Czy Apple postanowiło pożegnać się z kontrowersyjną funkcją antypedofilską? Tak, przynajmniej na razie, ale zostawiając miejsce dla innych przydatnych narzędzi
Technologia jest coraz bardziej zintegrowana z naszym codziennym życiem. Urządzenia takie jak smartfony i tablety stały się przedłużeniem swoich użytkowników, którzy niestety w niektórych przypadkach mogą je wykorzystywać również do niejasnych i dalekich od legalności celów. Z tego powodu w sierpniu ubiegłego roku Apple ogłosiło kilka zmian w swoim systemie operacyjnym, które są całkowicie przyjazne dzieciom. Jedna z zapowiadanych funkcji wzbudzała jednak wiele kontrowersji, ale po kilku miesiącach rozpłynęła się w powietrzu. Co się stało?
Funkcja, mająca na celu ograniczenie rozpowszechniania dziecięcej pornografii, została wprowadzona przez firmę z Cupertino wraz z innymi nowymi funkcjami dotyczącymi tego samego tematu, szybko wywołując zamieszanie wokół sprawy. Antypedofilskie urządzenie miało rozpoznawać obecność na iCloud zdjęć dzieci znanych już władzom, blokować konto i wysyłać powiadomienie do National Center for Missing and Exploited Children, głównej amerykańskiej organizacji walczącej z wykorzystywaniem dzieci i handlem ludźmi. Nieuchronnie, użytkownicy i organizacje zareagowały, i w krótkim czasie, Apple został obsypany krytyką, skłaniając firmę do wycofania się.
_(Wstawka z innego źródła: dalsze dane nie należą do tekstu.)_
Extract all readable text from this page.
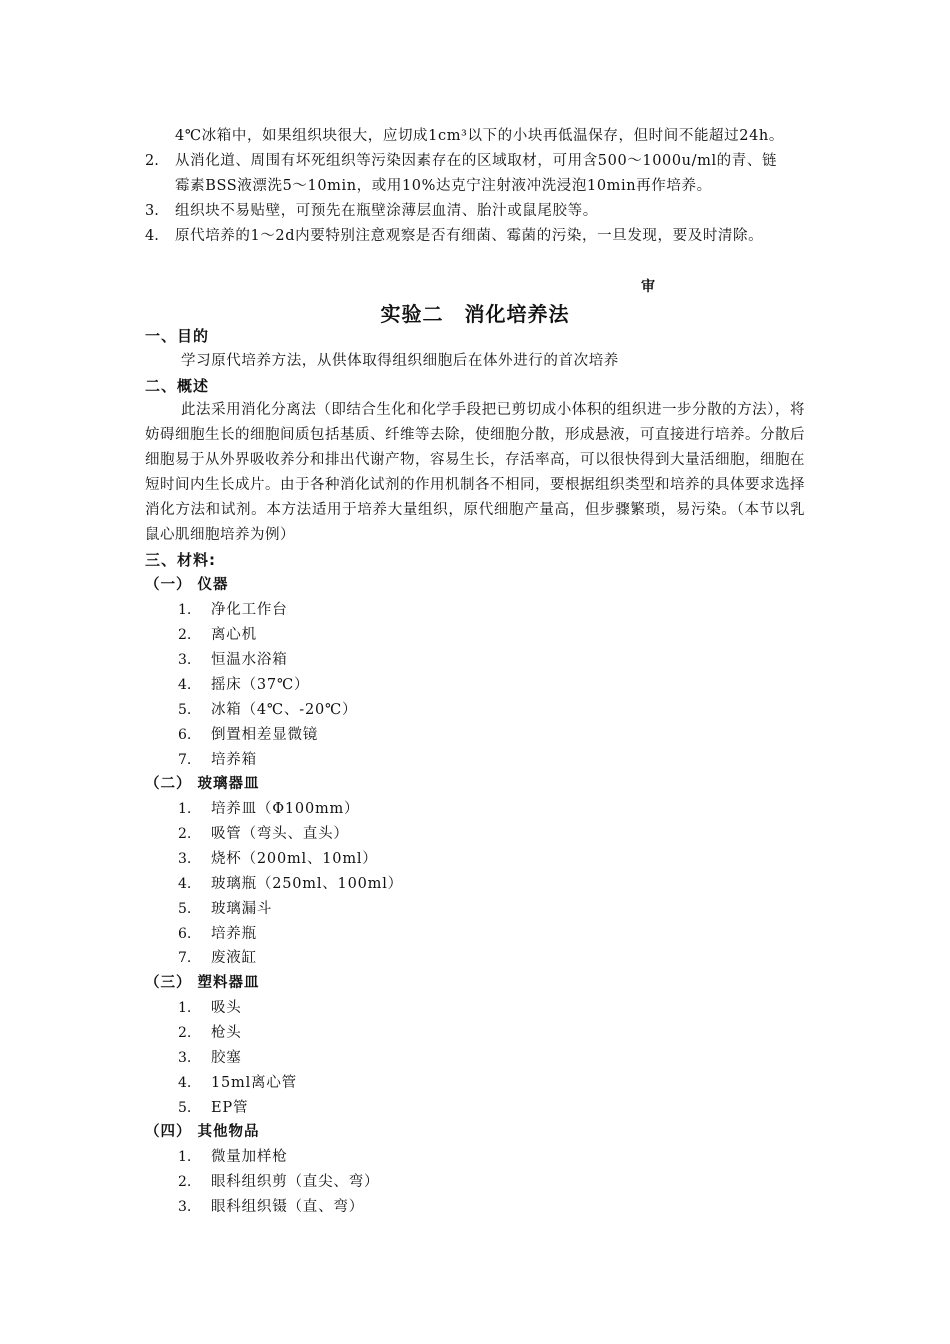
4℃冰箱中，如果组织块很大，应切成1cm³以下的小块再低温保存，但时间不能超过24h。
2. 从消化道、周围有坏死组织等污染因素存在的区域取材，可用含500～1000u/ml的青、链
霉素BSS液漂洗5～10min，或用10%达克宁注射液冲洗浸泡10min再作培养。
3. 组织块不易贴壁，可预先在瓶壁涂薄层血清、胎汁或鼠尾胶等。
4. 原代培养的1～2d内要特别注意观察是否有细菌、霉菌的污染，一旦发现，要及时清除。
审
实验二　消化培养法
一、目的
学习原代培养方法，从供体取得组织细胞后在体外进行的首次培养
二、概述
此法采用消化分离法（即结合生化和化学手段把已剪切成小体积的组织进一步分散的方法），将妨碍细胞生长的细胞间质包括基质、纤维等去除，使细胞分散，形成悬液，可直接进行培养。分散后细胞易于从外界吸收养分和排出代谢产物，容易生长，存活率高，可以很快得到大量活细胞，细胞在短时间内生长成片。由于各种消化试剂的作用机制各不相同，要根据组织类型和培养的具体要求选择消化方法和试剂。本方法适用于培养大量组织，原代细胞产量高，但步骤繁琐，易污染。（本节以乳鼠心肌细胞培养为例）
三、材料:
（一） 仪器
1. 净化工作台
2. 离心机
3. 恒温水浴箱
4. 摇床（37℃）
5. 冰箱（4℃、-20℃）
6. 倒置相差显微镜
7. 培养箱
（二） 玻璃器皿
1. 培养皿（Φ100mm）
2. 吸管（弯头、直头）
3. 烧杯（200ml、10ml）
4. 玻璃瓶（250ml、100ml）
5. 玻璃漏斗
6. 培养瓶
7. 废液缸
（三） 塑料器皿
1. 吸头
2. 枪头
3. 胶塞
4. 15ml离心管
5. EP管
（四） 其他物品
1. 微量加样枪
2. 眼科组织剪（直尖、弯）
3. 眼科组织镊（直、弯）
Apple iPhone, pożegnanie z anty-pedofilską funkcją?
Próbując powstrzymać falę negatywnych reakcji, Apple najpierw odłożył wprowadzenie funkcji do września. Nie podając żadnych dalszych szczegółów, następnie zdecydował się usunąć go całkowicie z pakietu bezpieczeństwa dzieci wydany z najnowszą aktualizacją iOS, wersja 15.2, który jest dostępny do pobrania od 13 grudnia.
Jakby tego było mało, Cupertino postanowił również usunąć wszelkie odniesienia do funkcji z oficjalnej strony internetowej. Jak podaje serwis MacRumors, na dzień 10 grudnia nie udało się znaleźć żadnych szczegółów dotyczących funkcji monitoringu, która według firmy miała porównywać zdjęcia zapisane na autorskiej chmurze z tymi wcześniej zgłoszonymi w celu zidentyfikowania ewentualnych nielegalnych treści.
iOS 15.2, co nowego dla dzieci?
Wraz z aktualizacją do najnowszego iOS-a Apple tak czy inaczej wprowadziło część zapowiadanych funkcji mających chronić dzieci. Teraz, właściciele iPhone'ów mogą liczyć na dwa różne narzędzia zintegrowane z iMessage i Search, które są również dostępne za pośrednictwem asystenta głosowego Apple.
Pierwszy z dwóch, znaleziony w iPhone i iPad aplikacji do przesyłania wiadomości, jest w stanie rozpoznać obecność nagich zdjęć w komunikacji wysyłanych lub otrzymanych. Jeśli konto założone na iPhonie lub iPadzie należy do dziecka, którą to rolę można przypisać poprzez sekcję "Rodzina", iMessage przesłoni obraz, wyświetlając na ekranie powiadomienie o zabezpieczeniach.
Druga z nich ma umożliwić urządzeniom Apple rozpoznanie, czy słowa kluczowe używane w wyszukiwaniach za pośrednictwem Siri, Spotlight i Safari zawierają terminy, które mogą prowadzić do pornografii dziecięcej. Jeśli tak się stanie, użytkownik otrzyma na ekranie komunikat bezpieczeństwa wraz z zasobami umożliwiającymi uzyskanie pomocy w tej sprawie. Jednocześnie, dla osób proszących o informacje na ten sam temat, firma z Cupertino rozszerzyła swoje wytyczne o jeszcze więcej szczegółów dotyczących tego, jak zapewnić dzieciom bezpieczeństwo w sieci.